PostgreSQL

PostgreSQL is the recommended database for production Memori deployments. Full concurrent write support, connection pooling, and cloud-ready.

Install

Install
pip install memori psycopg

Quick Start

PostgreSQL Connection
from memori import Memori
from sqlalchemy import create_engine
from sqlalchemy.orm import sessionmaker

engine = create_engine(
    "postgresql+psycopg://user:password@localhost:5432/memori_db",
    pool_pre_ping=True
)
SessionLocal = sessionmaker(bind=engine)

mem = Memori(conn=SessionLocal)
mem.config.storage.build()

Cloud Providers

ProviderConnection Format
Neonpostgresql+psycopg://...@*.neon.tech/...
Supabasepostgresql+psycopg://...@*.supabase.co/...
AWS RDSpostgresql+psycopg://...@*.rds.amazonaws.com/...
AWS Aurorapostgresql+psycopg://...@*.rds.amazonaws.com/...
Google Cloud SQLpostgresql+psycopg://...@*.cloudsql/...
Azure Databasepostgresql+psycopg://...@*.postgres.database.azure.com/...
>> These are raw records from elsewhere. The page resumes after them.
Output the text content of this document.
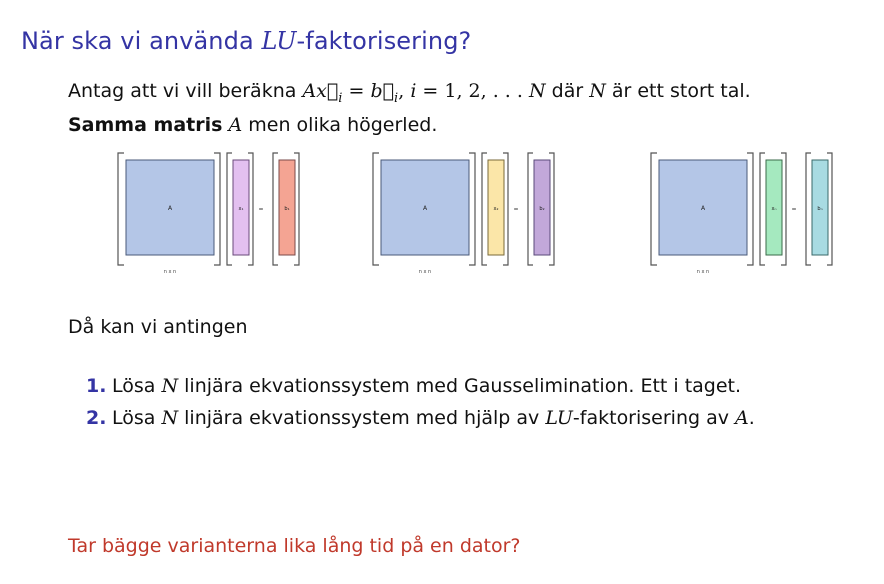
När ska vi använda LU-faktorisering?
Antag att vi vill beräkna $Ax⃗_i$ = $b⃗_i$, i = 1, 2, . . . N där N är ett stort tal.
Samma matris A men olika högerled.
A
n x n
x₁	=	b₁	A
n x n
x₂	=	b₂	A
n x n
xₙ	=	bₙ
Då kan vi antingen
1. Lösa N linjära ekvationssystem med Gausselimination. Ett i taget.
2. Lösa N linjära ekvationssystem med hjälp av LU-faktorisering av A.
Tar bägge varianterna lika lång tid på en dator?
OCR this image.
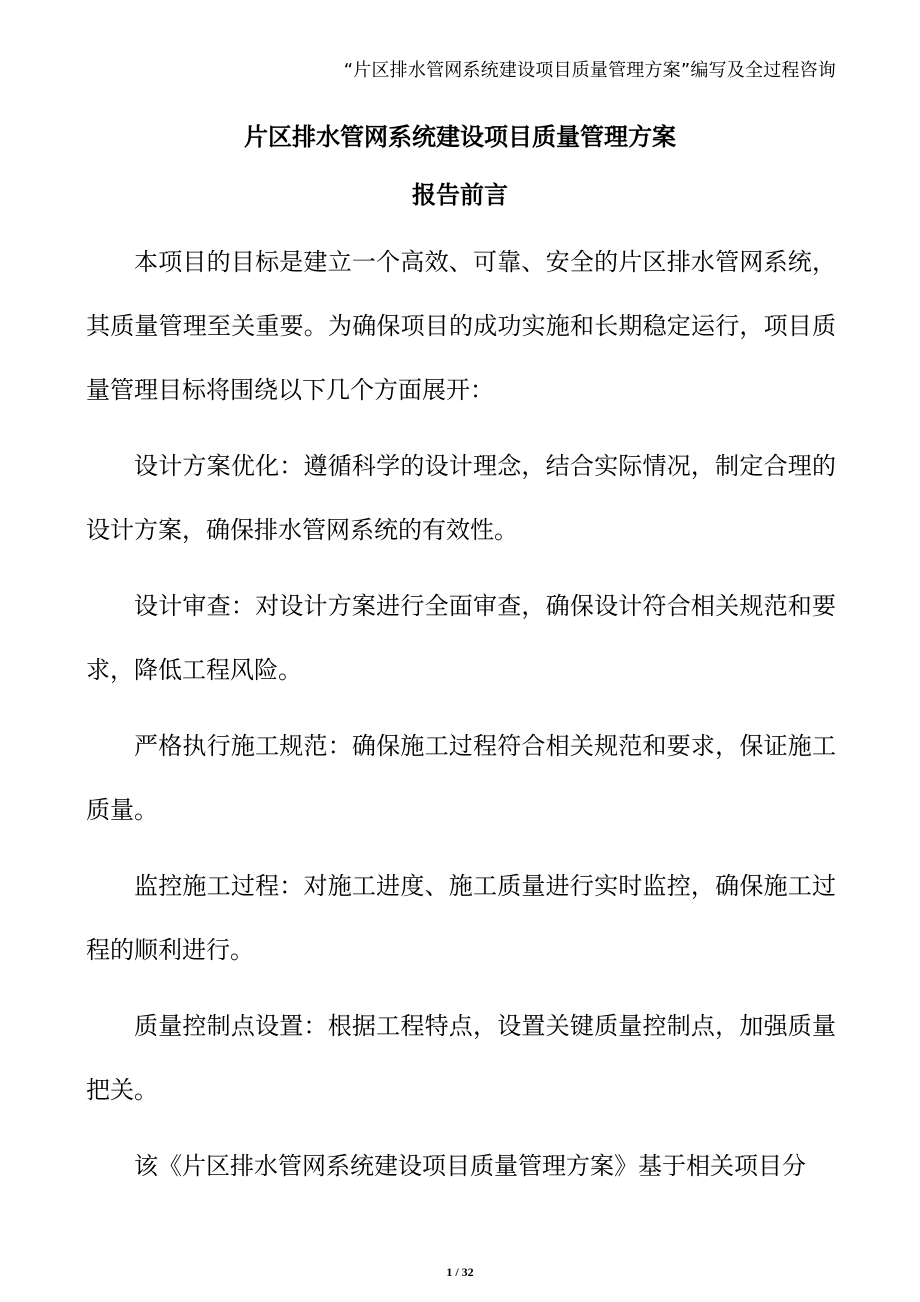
“片区排水管网系统建设项目质量管理方案”编写及全过程咨询
片区排水管网系统建设项目质量管理方案
报告前言

本项目的目标是建立一个高效、可靠、安全的片区排水管网系统，其质量管理至关重要。为确保项目的成功实施和长期稳定运行，项目质量管理目标将围绕以下几个方面展开：

设计方案优化：遵循科学的设计理念，结合实际情况，制定合理的设计方案，确保排水管网系统的有效性。

设计审查：对设计方案进行全面审查，确保设计符合相关规范和要求，降低工程风险。

严格执行施工规范：确保施工过程符合相关规范和要求，保证施工质量。

监控施工过程：对施工进度、施工质量进行实时监控，确保施工过程的顺利进行。

质量控制点设置：根据工程特点，设置关键质量控制点，加强质量把关。

该《片区排水管网系统建设项目质量管理方案》基于相关项目分

1 / 32
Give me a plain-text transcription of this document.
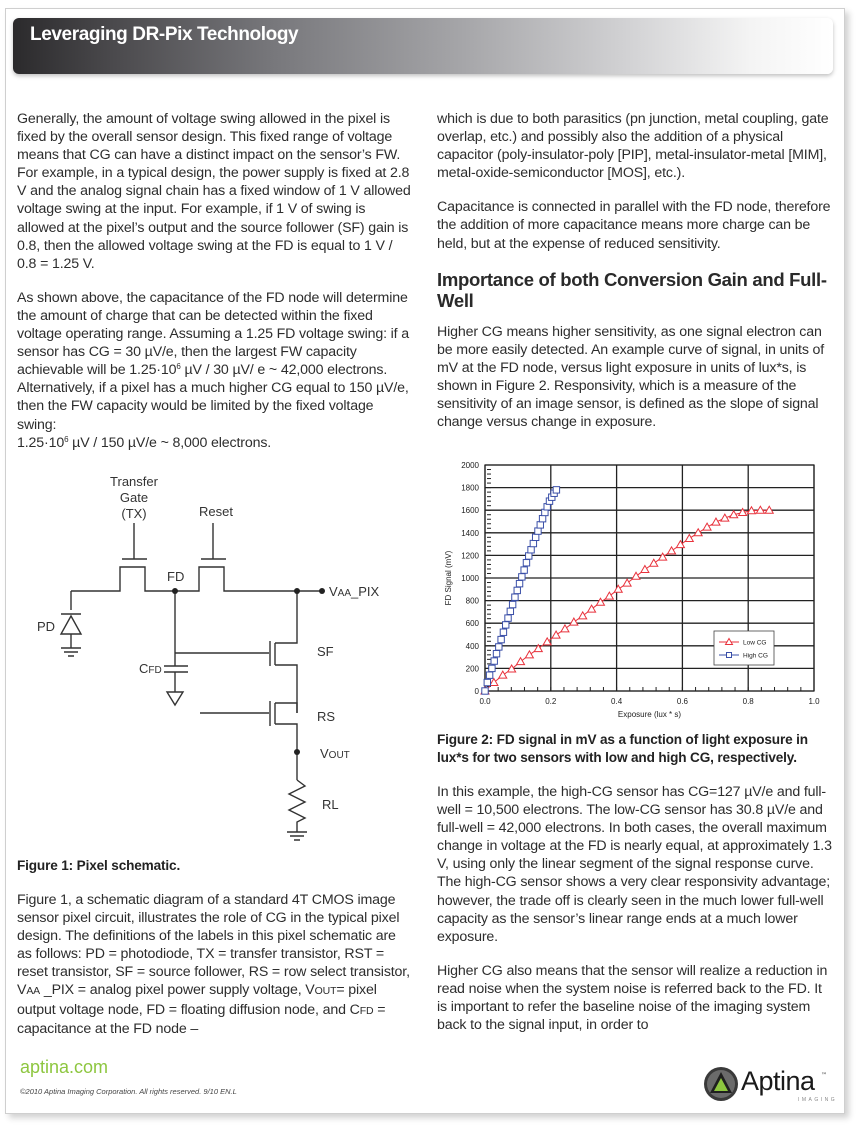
Leveraging DR-Pix Technology

Generally, the amount of voltage swing allowed in the pixel is fixed by the overall sensor design. This fixed range of voltage means that CG can have a distinct impact on the sensor’s FW. For example, in a typical design, the power supply is fixed at 2.8 V and the analog signal chain has a fixed window of 1 V allowed voltage swing at the input. For example, if 1 V of swing is allowed at the pixel’s output and the source follower (SF) gain is 0.8, then the allowed voltage swing at the FD is equal to 1 V / 0.8 = 1.25 V.

As shown above, the capacitance of the FD node will determine the amount of charge that can be detected within the fixed voltage operating range. Assuming a 1.25 FD voltage swing: if a sensor has CG = 30 µV/e, then the largest FW capacity achievable will be $1.25\cdot 10^6$ µV / 30 µV/ e ~ 42,000 electrons. Alternatively, if a pixel has a much higher CG equal to 150 µV/e, then the FW capacity would be limited by the fixed voltage swing:
$1.25\cdot 10^6$ µV / 150 µV/e ~ 8,000 electrons.

Transfer
Gate
(TX)	Reset
FD
VAA_PIX
PD
CFD
SF
RS
VOUT
RL

Figure 1: Pixel schematic.

Figure 1, a schematic diagram of a standard 4T CMOS image sensor pixel circuit, illustrates the role of CG in the typical pixel design. The definitions of the labels in this pixel schematic are as follows: PD = photodiode, TX = transfer transistor, RST = reset transistor, SF = source follower, RS = row select transistor, VAA _PIX = analog pixel power supply voltage, VOUT= pixel output voltage node, FD = floating diffusion node, and CFD = capacitance at the FD node –

which is due to both parasitics (pn junction, metal coupling, gate overlap, etc.) and possibly also the addition of a physical capacitor (poly-insulator-poly [PIP], metal-insulator-metal [MIM], metal-oxide-semiconductor [MOS], etc.).

Capacitance is connected in parallel with the FD node, therefore the addition of more capacitance means more charge can be held, but at the expense of reduced sensitivity.

Importance of both Conversion Gain and Full-Well

Higher CG means higher sensitivity, as one signal electron can be more easily detected. An example curve of signal, in units of mV at the FD node, versus light exposure in units of lux*s, is shown in Figure 2. Responsivity, which is a measure of the sensitivity of an image sensor, is defined as the slope of signal change versus change in exposure.

0
200
400
600
800
1000
1200
1400
1600
1800
2000
0.0	0.2	0.4	0.6	0.8	1.0
Exposure (lux * s)
FD Signal (mV)
Low CG
High CG

Figure 2: FD signal in mV as a function of light exposure in lux*s for two sensors with low and high CG, respectively.

In this example, the high-CG sensor has CG=127 µV/e and full-well = 10,500 electrons. The low-CG sensor has 30.8 µV/e and full-well = 42,000 electrons. In both cases, the overall maximum change in voltage at the FD is nearly equal, at approximately 1.3 V, using only the linear segment of the signal response curve. The high-CG sensor shows a very clear responsivity advantage; however, the trade off is clearly seen in the much lower full-well capacity as the sensor’s linear range ends at a much lower exposure.

Higher CG also means that the sensor will realize a reduction in read noise when the system noise is referred back to the FD. It is important to refer the baseline noise of the imaging system back to the signal input, in order to

aptina.com
©2010 Aptina Imaging Corporation. All rights reserved. 9/10 EN.L	Aptina ™
IMAGING
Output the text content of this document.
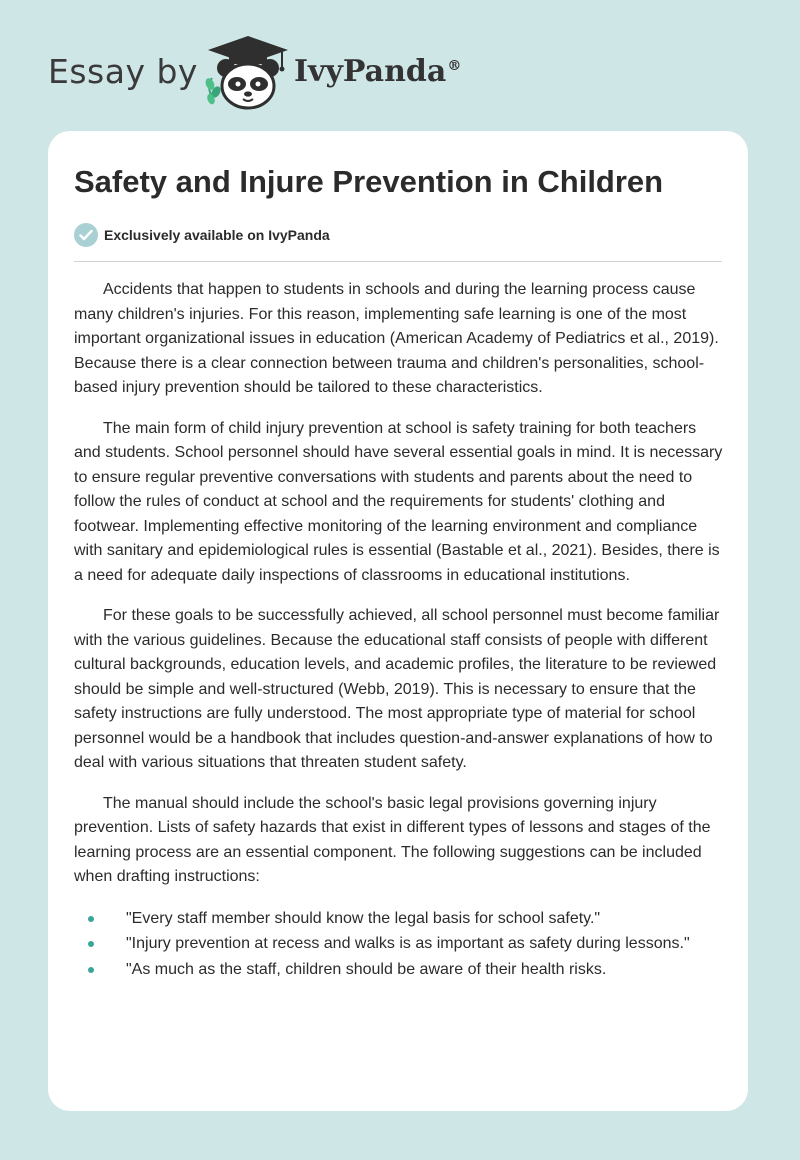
Essay by	IvyPanda®
Safety and Injure Prevention in Children
Exclusively available on IvyPanda

Accidents that happen to students in schools and during the learning process cause many children's injuries. For this reason, implementing safe learning is one of the most important organizational issues in education (American Academy of Pediatrics et al., 2019). Because there is a clear connection between trauma and children's personalities, school-based injury prevention should be tailored to these characteristics.

The main form of child injury prevention at school is safety training for both teachers and students. School personnel should have several essential goals in mind. It is necessary to ensure regular preventive conversations with students and parents about the need to follow the rules of conduct at school and the requirements for students' clothing and footwear. Implementing effective monitoring of the learning environment and compliance with sanitary and epidemiological rules is essential (Bastable et al., 2021). Besides, there is a need for adequate daily inspections of classrooms in educational institutions.

For these goals to be successfully achieved, all school personnel must become familiar with the various guidelines. Because the educational staff consists of people with different cultural backgrounds, education levels, and academic profiles, the literature to be reviewed should be simple and well-structured (Webb, 2019). This is necessary to ensure that the safety instructions are fully understood. The most appropriate type of material for school personnel would be a handbook that includes question-and-answer explanations of how to deal with various situations that threaten student safety.

The manual should include the school's basic legal provisions governing injury prevention. Lists of safety hazards that exist in different types of lessons and stages of the learning process are an essential component. The following suggestions can be included when drafting instructions:

"Every staff member should know the legal basis for school safety."
"Injury prevention at recess and walks is as important as safety during lessons."
"As much as the staff, children should be aware of their health risks.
For TypeScript, append ?sslmode=require to DATABASE_CONNECTION_STRING for cloud-hosted PostgreSQL (Neon, Supabase, AWS RDS).

SSL Connections (Python)

For cloud-hosted PostgreSQL, use SSL:

engine = create_engine(
    "postgresql+psycopg://user:password@host:5432/memori_db"
    "?sslmode=require",
    pool_pre_ping=True
)
ModeDescription
requireSSL required, no certificate verification
verify-caSSL + verify server certificate
verify-fullSSL + verify certificate + hostname

Complete Example

Complete Example
import os
from sqlalchemy import create_engine
from sqlalchemy.orm import sessionmaker
from memori import Memori
from openai import OpenAI

engine = create_engine(
    os.getenv("DATABASE_URL"),
    pool_pre_ping=True,
    pool_size=10,
    max_overflow=20,
    pool_recycle=300
)
SessionLocal = sessionmaker(bind=engine)

client = OpenAI(api_key=os.getenv("OPENAI_API_KEY"))
mem = Memori(conn=SessionLocal).llm.register(client)
mem.attribution(entity_id="user_123", process_id="my_agent")
mem.config.storage.build()

response = client.chat.completions.create(
    model="gpt-4.1-mini",
    messages=[{"role": "user", "content": "I'm a senior engineer at Google."}]
)
print(response.choices[0].message.content)

mem.augmentation.wait()
facts = mem.recall("job title and company")
print(facts)

Notes (TypeScript)

  • Pass a factory function: conn: () => pool. Memori never closes the pool — you own its lifecycle and call pool.end() when you're done.
  • Use a pg.Pool, not a pg.Client — a pool safely handles the concurrent reads, writes, and background augmentation that Memori performs.
  • Set DATABASE_CONNECTION_STRING in your .env file.